Trawinski Henning, Brüning Jan-Hinnerk, Baum Petra, Ziemer Mirjana, Schubert Stefan, Lübbert Christoph
Dtsch Med Wochenschr. 2016 Jun;141(11):806-10. doi: 10.1055/s-0041-109014. Epub 2016 Jun 2.
History and clinical findings | A 42-year-old migrant from Brazil presented with persistent sensory disturbances, skin discolorations and local alopecia in the upper limbs. Decisive for the presentation in our Tropical Medicine Clinic were new occurrences of severe pain and redness and swelling in the area of the lesions that had already been assessed by a number of medical specialists without a clear diagnosis could be made. Investigations and diagnosis | The histological analysis of skin biopsies showed perivascular, perineural, periadnexial lymphocytic and granulomatous dermatitis. In a direct microbiological preparation individual acid fast bacilli could be detected (Ziehl-Neelsen stain). The electroneurographical examination demonstrated a sensitive peripheral-neurogenic damage with emphasis on the right median nerve and the left ulnar and radial nerves. Thermography revealed an increased heating or cooling threshold. The serological investigation by ELISA for IgM antibodies against the phenolic glycolipid (PGL-1) was positive (titer 1 : 1200). In summary, the diagnosis of borderline leprosy (infection with Mycobacterium leprae) with transition to multibacillary leprosy (according to WHO) and leprosy reaction type 1 was made. Treatment and course | We initiated an oral antimycobacterial therapy (multidrug therapy, MDT) with rifampin, clofazimine and dapsone for 12 months (WHO regimen for multibacillary leprosy). Leprosy reaction type 1 was treated with prednisolone and by increasing the dose of clofazimine. Analgesic therapy on demand was carried out with nonsteroidal anti-inflammatory drugs (ibuprofen). MDT and successful management of leprosy reaction lead to a rapid improvement of symptoms. Conclusions | Leprosy is an infectious disease occurring only rarely in Germany (average incidence of 1-2 cases per year) that is diagnosed almost exclusively among migrants. Main symptoms comprise non-itchy, reddish, touch insensitive skin lesions or nerve deficits. The diagnosis is based primarily on the clinical presentation, supplemented by pathogen detection, histology, neurophysiological findings and serology. Standard therapy is a combination of rifampin, clofazimine and dapsone (WHO scheme) for at least 6 months.

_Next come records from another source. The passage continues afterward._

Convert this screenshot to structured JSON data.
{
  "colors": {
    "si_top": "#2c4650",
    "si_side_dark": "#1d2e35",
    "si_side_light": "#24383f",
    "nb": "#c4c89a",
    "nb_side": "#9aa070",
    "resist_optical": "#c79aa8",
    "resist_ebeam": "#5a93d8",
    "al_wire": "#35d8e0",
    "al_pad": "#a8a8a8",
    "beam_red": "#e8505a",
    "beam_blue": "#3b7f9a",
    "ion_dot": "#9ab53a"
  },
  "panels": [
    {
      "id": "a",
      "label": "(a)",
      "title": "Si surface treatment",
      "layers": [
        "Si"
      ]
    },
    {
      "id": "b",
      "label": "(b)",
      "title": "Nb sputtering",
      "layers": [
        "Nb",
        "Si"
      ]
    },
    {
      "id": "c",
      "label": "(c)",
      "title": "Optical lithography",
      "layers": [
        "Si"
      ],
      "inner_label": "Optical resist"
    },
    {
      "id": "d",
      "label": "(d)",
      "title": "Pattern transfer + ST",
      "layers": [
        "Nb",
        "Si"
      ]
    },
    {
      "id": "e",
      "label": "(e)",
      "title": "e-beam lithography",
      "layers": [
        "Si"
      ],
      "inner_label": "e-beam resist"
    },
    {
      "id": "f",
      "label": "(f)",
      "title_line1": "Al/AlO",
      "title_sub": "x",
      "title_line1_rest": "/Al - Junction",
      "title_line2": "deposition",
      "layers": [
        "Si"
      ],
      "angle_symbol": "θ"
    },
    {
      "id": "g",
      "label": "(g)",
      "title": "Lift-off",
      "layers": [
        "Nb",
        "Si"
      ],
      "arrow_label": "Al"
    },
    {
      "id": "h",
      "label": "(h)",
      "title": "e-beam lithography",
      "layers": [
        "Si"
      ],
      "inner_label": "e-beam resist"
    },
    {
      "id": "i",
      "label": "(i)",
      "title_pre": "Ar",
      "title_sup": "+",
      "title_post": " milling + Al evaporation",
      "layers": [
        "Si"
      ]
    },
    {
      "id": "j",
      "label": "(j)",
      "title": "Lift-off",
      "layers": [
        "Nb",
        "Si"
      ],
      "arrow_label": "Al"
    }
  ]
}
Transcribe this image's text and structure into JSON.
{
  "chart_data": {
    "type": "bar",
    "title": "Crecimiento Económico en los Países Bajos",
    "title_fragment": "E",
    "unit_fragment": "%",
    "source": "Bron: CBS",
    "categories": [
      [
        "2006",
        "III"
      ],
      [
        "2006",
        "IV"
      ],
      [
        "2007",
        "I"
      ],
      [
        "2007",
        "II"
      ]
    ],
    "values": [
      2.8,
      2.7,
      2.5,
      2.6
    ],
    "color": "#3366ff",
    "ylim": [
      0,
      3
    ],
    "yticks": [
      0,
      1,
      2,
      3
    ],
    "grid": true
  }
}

病史与临床发现 | 一名42岁的巴西移民上肢出现持续性感觉障碍、皮肤变色及局部脱发。在我们热带医学诊所就诊的决定性因素是病变部位新出现了严重疼痛、发红和肿胀,此前已有多位医学专家对其进行评估,但仍未明确诊断。
检查与诊断 | 皮肤活检的组织学分析显示血管周围、神经周围、附件周围淋巴细胞性和肉芽肿性皮炎。在直接微生物涂片检查中可检测到个别抗酸杆菌(齐-尼氏染色)。神经电生理检查显示存在以右侧正中神经、左侧尺神经和桡神经为主的感觉性周围神经源性损伤。热成像显示热或冷阈值升高。通过酶联免疫吸附测定法(ELISA)检测针对酚糖脂(PGL-1)的IgM抗体的血清学检查呈阳性(滴度1:1200)。综上所述,诊断为界线类麻风(感染麻风分枝杆菌),已转变为多菌型麻风(根据世界卫生组织标准)及1型麻风反应。
治疗与病程 | 我们开始采用利福平、氯法齐明和氨苯砜进行口服抗分枝杆菌治疗(联合化疗,MDT),疗程为12个月(世界卫生组织多菌型麻风治疗方案)。1型麻风反应采用泼尼松龙治疗,并增加氯法齐明的剂量。按需使用非甾体抗炎药(布洛芬)进行镇痛治疗。联合化疗及成功处理麻风反应使症状迅速改善。
结论 | 麻风是一种在德国极为罕见的传染病(年平均发病率为1 - 2例),几乎仅在移民中被诊断出来。主要症状包括不痒的红色、触觉不敏感的皮肤病变或神经功能缺损。诊断主要基于临床表现,辅以病原体检测、组织学检查、神经生理学检查结果及血清学检查。标准治疗方案是利福平、氯法齐明和氨苯砜联合使用(世界卫生组织方案),疗程至少6个月。